Table 1 Stiffness of biological tissues in their normal and diseased states.
Cancer cells themselves have also altered physical properties; their mechanical integrity tends to be lower than that of normal cells in the brain and decreases with increasing tumor progression and metastasis (33–37). Tumorigenesis, for example, induces actin cortex remodeling, which in turn makes cancerous cells softer—a key advantage for uncontrolled division, migration, and infiltration. Reduced cell membrane stiffness enhances the ability of cancer cells to migrate from the primary tumor to secondary sites, with each organ hosting its own unique mechanical properties and forces (38).

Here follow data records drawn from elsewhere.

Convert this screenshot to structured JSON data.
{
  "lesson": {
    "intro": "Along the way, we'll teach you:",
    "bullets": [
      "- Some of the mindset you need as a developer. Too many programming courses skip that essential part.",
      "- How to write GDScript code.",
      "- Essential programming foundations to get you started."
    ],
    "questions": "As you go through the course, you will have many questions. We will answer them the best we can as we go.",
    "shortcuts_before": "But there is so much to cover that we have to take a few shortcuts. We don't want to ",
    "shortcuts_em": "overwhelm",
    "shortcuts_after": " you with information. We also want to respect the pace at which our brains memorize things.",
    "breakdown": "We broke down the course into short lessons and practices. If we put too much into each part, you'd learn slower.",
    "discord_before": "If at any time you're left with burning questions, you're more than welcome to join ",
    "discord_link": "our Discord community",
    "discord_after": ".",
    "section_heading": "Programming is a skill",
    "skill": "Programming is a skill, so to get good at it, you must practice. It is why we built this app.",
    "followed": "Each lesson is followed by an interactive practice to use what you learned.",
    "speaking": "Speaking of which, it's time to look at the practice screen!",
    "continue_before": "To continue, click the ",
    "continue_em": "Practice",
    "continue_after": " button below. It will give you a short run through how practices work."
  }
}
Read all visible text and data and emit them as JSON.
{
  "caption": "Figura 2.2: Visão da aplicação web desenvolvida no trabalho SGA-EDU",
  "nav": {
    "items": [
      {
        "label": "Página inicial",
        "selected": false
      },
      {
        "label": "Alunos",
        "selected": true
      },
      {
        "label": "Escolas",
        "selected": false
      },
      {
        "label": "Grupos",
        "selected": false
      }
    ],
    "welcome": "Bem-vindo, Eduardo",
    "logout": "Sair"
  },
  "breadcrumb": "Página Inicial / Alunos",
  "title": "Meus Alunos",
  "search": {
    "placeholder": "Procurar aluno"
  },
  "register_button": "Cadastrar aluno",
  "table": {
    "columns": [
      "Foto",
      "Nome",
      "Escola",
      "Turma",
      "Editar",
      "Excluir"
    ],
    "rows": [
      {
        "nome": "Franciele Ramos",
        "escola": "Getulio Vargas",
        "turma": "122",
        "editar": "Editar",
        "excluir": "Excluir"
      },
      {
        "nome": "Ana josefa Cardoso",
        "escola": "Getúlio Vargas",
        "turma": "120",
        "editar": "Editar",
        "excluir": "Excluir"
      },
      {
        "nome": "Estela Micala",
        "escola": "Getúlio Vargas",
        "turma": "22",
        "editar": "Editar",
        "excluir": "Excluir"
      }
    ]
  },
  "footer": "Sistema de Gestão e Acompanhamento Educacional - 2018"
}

In this Perspective, we explore how the brain microenvironment regulates unique relationships between metabolism and mechanics (Figure 1), both at the cellular and tissue levels. We propose that exploring mechano-metabolic interplay may reveal new targetable vulnerabilities.
Figure 1 Mechanics and metabolism are linked in the brain metastatic microenvironment. Abnormalities in tissue and cell-scale physical properties influence and are influenced by metabolic processes, both of which can contribute to the initiation and progression of brain metastases [Clinical images reproduced from (39–41)].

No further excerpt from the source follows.